Il romanzo (breve) dell’identità: Milan Kundera e Anna Banti

Author di Sonia Rivetti

Se l’arcangelo adesso,

il pericoloso, da dietro le stelle

si sporgesse all’ingiù verso di noi

solo di un passo, con innalzato battito

ci abbatterebbe il nostro stesso cuore. Chi siete?

(Rainer Maria Rilke, Elegie duinesi, II, 8-12)

«Sott’e bumbardamente ho perso mio marito. S’era perduta pur’a vita mia. Fernuta ’a guerra, fernuta pur’ijo». Principia così La voce umana (2014), il film ispirato a La voix humaine di Jean Cocteau, regia di Edoardo Ponti, interprete Sophia Loren (la tarda e vera Sophia Loren, che attraverso questo ruolo fa i conti con la propria non-identità di figlia abbandonata dal padre). Davanti al mare calmo, nella Napoli degli anni Cinquanta, Angela confessa la frantumazione del proprio io dopo la perdita del marito.

Si riappropria di sé stessa (e degli abiti eleganti con cui incontra la società napoletana) nel momento in cui ha un nuovo amore, che indirizza occhi e voce verso di lei (lo spettatore, infatti, non vede l’uomo in volto né ascolta la sua voce).

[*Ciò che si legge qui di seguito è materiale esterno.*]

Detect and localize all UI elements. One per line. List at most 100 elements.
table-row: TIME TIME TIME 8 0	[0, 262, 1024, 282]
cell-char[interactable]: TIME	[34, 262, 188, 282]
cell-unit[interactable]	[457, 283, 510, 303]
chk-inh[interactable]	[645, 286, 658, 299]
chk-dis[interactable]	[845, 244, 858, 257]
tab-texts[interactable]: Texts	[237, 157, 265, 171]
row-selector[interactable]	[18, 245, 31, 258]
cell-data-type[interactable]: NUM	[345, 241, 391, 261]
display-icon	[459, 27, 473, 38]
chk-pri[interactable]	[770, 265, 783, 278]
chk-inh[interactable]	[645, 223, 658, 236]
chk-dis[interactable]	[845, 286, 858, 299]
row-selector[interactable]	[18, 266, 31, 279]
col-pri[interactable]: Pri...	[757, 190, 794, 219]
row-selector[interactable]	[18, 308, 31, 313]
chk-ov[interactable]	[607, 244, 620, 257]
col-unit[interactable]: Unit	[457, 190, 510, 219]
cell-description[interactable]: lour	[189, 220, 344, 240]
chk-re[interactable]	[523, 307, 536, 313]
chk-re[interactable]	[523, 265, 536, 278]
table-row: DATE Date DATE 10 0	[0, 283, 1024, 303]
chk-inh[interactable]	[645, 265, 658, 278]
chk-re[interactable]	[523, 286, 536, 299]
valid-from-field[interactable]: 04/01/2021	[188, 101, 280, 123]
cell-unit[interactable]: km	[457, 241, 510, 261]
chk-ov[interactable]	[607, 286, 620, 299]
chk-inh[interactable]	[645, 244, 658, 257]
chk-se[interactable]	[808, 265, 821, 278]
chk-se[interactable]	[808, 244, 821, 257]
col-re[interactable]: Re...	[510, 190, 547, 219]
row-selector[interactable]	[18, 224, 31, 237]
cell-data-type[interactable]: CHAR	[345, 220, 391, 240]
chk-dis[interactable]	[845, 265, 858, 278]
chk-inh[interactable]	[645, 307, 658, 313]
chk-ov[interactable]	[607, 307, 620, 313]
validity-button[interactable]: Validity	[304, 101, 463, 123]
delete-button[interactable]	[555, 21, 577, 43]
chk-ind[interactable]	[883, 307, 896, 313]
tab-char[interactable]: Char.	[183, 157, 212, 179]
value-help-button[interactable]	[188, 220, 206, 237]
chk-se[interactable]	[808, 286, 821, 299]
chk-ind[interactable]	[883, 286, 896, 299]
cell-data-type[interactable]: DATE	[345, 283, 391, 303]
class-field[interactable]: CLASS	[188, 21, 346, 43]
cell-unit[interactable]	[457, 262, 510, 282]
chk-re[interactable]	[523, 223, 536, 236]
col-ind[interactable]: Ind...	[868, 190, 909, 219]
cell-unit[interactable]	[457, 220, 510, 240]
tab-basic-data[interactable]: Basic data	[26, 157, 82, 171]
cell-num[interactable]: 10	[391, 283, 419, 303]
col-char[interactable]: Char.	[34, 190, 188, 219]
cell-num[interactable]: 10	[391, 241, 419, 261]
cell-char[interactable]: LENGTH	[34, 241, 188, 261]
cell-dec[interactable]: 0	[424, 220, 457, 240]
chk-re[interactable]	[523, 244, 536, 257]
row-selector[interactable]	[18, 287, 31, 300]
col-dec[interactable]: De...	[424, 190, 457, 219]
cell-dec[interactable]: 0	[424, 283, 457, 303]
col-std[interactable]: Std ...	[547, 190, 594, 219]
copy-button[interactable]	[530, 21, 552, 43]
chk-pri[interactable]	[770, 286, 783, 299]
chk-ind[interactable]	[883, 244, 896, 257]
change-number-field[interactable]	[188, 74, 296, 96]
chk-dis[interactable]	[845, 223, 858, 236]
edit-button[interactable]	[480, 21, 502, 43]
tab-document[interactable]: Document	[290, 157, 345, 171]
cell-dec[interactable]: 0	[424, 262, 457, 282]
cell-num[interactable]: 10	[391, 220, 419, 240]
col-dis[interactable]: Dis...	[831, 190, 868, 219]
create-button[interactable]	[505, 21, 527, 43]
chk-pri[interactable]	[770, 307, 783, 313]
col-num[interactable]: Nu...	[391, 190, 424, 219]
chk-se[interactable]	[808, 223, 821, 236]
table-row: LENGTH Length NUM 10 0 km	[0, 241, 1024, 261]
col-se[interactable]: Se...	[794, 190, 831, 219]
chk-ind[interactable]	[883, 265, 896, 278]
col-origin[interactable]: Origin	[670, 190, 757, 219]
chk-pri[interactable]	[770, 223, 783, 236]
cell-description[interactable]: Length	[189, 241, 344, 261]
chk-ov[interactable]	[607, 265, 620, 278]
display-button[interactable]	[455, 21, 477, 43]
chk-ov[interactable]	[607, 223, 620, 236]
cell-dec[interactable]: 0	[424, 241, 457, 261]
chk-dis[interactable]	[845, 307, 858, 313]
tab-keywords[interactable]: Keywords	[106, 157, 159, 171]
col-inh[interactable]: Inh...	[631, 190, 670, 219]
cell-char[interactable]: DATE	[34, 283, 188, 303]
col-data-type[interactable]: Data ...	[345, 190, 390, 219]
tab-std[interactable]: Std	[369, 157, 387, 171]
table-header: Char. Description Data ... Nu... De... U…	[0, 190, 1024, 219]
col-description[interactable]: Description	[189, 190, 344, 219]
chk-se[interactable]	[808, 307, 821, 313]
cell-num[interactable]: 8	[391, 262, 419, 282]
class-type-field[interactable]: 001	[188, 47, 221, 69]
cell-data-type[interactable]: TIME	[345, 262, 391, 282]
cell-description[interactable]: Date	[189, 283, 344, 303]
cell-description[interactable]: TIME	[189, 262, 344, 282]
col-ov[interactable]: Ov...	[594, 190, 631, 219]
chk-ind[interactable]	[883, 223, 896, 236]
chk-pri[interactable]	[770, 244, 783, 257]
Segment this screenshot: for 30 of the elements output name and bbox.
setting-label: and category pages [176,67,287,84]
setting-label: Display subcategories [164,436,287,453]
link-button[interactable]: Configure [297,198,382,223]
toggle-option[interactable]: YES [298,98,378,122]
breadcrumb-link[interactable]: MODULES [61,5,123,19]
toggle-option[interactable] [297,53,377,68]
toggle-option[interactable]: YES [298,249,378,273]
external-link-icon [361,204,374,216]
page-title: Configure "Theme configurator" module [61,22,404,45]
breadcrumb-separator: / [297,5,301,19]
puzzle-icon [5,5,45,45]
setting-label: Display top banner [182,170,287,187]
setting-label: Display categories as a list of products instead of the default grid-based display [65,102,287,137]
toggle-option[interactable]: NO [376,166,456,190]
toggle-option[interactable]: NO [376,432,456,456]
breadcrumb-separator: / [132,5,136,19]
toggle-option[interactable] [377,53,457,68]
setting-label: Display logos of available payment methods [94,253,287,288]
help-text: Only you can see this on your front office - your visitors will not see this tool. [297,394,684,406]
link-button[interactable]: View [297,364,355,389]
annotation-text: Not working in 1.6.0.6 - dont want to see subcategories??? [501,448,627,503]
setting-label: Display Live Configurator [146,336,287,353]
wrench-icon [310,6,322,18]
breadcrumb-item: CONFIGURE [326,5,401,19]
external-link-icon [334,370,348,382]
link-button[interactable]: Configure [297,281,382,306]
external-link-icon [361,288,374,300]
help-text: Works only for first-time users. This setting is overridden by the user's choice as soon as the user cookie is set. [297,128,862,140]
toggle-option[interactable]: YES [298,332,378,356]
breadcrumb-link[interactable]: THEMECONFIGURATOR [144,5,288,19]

Con uno squillo di telefono la cinepresa s’infila nella sua camera da letto di pomeriggio. Come La Maddalena di Caravaggio, Angela, seduta su una seggiola di legno in camicia da notte, con uno scialle rosso sulle spalle, i capelli sfatti e il viso struccato, cerca disperatamente di mettersi in contatto con l’amante che, come ogni martedì, sta per raggiungerla per la cena a base di quella parmigiana di melanzane che lo delizia, meticolosamente preparata dalla cameriera. Seppur lontana, ne indovina alla perfezione costumi e pensieri: «Io ti vedo, lo sai? Che fazzoletto? Quello rosso. E tieni le maniche rimboccate. La sinistra? Regge la cornetta. La destra, la penna stilografica. E stai disegnando dei profili, dei cuori, delle stelle. Ridi? Tengo gli occhi al posto delle orecchie». Diversamente, l’uomo crede ciecamente alla bugia di Angela vestita di rosa col cappello nero e sembra non intercettare quel miscuglio di angoscia e paura in cui l’attesa la imprigiona. Intorno, la gente del palazzo s’illude di controllare questo rapporto irregolare: «Mi è perfettamente indifferente. Possono dire quello che vogliono. Quello che c’è fra di noi non si può spiegare agli altri. Per loro o c’è amore o c’è odio, le rotture sono per sempre. […] Che devono capire, di me, di te, di noi?».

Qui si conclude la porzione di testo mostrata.